The first use is from 1865 but how did the first people to hear it know what it meant? What does it mean? I know what it indicates but not how it was derived.
dictionary.com suggests that it is a direct translation from German:
It probably originated as a direct translation of the German Und wie! [1920s]
Of course, that just pushes the problem back a step…
What is the origin of the phrase “And how”?
“and how! Indicating ‘intensive emphasis of what someone else has just said,’ ‘and how!’ is a long-popular catchphrase first recorded in 1924. The Americanism possibly derives from the German ‘und wie!’ or the Italian ‘e come!’, meaning the same thing, and once very common among Americans of German and Italian extraction, respectively.” From Encyclopedia of Word and Phrase Origins by Robert Hendrickson (Facts on File, New York, 1997).
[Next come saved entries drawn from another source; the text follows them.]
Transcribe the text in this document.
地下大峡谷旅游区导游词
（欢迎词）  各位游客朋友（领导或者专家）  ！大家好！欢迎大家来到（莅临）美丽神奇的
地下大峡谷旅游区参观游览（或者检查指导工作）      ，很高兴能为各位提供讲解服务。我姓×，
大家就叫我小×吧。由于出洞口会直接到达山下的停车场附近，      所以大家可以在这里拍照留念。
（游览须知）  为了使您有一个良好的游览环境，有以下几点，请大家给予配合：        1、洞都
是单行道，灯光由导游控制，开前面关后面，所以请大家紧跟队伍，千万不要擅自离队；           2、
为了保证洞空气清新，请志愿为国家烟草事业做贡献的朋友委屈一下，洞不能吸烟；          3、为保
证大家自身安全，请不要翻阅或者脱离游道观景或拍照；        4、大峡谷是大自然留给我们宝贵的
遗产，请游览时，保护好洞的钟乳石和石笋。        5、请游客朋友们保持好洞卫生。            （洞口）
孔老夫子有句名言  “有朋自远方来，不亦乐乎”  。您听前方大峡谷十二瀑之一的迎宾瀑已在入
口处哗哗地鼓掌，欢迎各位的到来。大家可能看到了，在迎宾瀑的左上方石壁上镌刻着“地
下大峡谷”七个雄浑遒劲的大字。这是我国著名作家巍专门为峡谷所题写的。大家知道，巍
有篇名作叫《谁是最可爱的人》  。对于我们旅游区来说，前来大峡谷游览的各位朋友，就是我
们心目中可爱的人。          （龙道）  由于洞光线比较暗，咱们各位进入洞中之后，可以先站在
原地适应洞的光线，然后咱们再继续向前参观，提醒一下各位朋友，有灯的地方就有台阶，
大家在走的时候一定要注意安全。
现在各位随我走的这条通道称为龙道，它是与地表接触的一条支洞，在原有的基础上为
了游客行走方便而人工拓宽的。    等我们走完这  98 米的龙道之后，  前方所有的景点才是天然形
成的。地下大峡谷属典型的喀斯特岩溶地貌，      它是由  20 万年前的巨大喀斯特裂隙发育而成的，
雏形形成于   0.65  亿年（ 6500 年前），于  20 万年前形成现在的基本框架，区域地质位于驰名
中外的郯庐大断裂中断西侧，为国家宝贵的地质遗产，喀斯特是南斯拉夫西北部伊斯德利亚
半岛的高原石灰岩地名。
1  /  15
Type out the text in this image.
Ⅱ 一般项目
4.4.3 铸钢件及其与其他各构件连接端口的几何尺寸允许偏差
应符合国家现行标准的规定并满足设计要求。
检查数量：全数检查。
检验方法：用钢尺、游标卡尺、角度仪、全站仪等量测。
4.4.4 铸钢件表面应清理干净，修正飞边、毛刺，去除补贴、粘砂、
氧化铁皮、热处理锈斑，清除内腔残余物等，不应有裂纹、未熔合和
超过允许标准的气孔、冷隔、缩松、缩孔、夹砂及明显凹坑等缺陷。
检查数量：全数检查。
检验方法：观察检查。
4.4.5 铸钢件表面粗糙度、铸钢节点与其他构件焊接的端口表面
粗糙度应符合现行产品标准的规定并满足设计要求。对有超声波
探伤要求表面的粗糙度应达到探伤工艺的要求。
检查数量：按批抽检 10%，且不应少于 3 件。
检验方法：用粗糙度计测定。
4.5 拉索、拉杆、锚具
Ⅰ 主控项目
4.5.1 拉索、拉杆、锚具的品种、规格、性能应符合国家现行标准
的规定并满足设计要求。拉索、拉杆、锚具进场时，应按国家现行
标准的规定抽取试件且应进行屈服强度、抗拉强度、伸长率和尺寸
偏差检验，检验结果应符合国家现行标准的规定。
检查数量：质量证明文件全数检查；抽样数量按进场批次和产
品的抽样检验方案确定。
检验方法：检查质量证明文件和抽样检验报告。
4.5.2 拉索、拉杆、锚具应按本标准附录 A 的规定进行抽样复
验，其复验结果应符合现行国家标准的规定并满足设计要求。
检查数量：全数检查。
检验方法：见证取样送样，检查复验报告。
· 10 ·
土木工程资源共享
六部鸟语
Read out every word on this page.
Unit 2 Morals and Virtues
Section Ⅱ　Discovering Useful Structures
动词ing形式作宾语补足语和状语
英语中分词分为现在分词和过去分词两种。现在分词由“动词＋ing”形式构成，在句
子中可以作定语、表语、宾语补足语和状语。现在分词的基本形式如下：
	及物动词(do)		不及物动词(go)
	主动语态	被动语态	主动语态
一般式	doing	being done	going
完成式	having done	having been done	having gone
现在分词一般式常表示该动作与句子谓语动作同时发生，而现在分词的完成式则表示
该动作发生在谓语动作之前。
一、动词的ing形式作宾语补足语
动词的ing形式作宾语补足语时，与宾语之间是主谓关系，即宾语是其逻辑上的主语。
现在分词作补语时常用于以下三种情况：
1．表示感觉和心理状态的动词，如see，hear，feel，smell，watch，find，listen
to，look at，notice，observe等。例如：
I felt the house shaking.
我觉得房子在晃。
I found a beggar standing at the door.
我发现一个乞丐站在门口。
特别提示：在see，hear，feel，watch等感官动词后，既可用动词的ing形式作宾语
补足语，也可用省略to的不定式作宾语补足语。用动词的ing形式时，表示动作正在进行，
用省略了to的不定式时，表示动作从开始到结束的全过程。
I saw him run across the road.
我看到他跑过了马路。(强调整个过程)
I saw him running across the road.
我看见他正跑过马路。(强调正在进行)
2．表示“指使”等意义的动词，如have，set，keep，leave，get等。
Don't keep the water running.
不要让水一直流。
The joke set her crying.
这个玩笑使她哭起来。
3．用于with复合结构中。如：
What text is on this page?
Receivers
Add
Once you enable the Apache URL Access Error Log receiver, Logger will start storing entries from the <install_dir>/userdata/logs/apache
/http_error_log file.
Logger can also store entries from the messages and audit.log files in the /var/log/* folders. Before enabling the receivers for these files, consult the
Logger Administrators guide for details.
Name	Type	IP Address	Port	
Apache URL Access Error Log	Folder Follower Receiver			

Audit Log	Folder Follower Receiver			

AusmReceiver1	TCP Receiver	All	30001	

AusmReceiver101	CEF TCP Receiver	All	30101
Here’s the 1865 usage from Bayard Taylor (in a letter printed in an 1884 book):
B. Taylor letter 16 June in Taylor Life and Letters Bayard Taylor (1884) II xviii 434: I finished an article for the ‘Atlantic’ that day. As if I were not ‘a tool of the elements!’ ‘And how?’ as the Germans say (Americanicé — ‘You’d better believe it!’) [OED].
I found other pre-1924 usages.
Atlantic magazine, February 1879.
We saw less of Bayard Taylor than we had hoped during the winter, for he was away from home most of the time lecturing. When spring came he determined to remove to New York. We must live together, he said; as he was more prosperous than I he would pay the rent of the house. It would be so jolly to have a library in which we could write. And how we would write!
C. Deveureux Venus in India I 109: ‘I’ve had, I dare say, many more men than you’ve had women!’ Frank and how!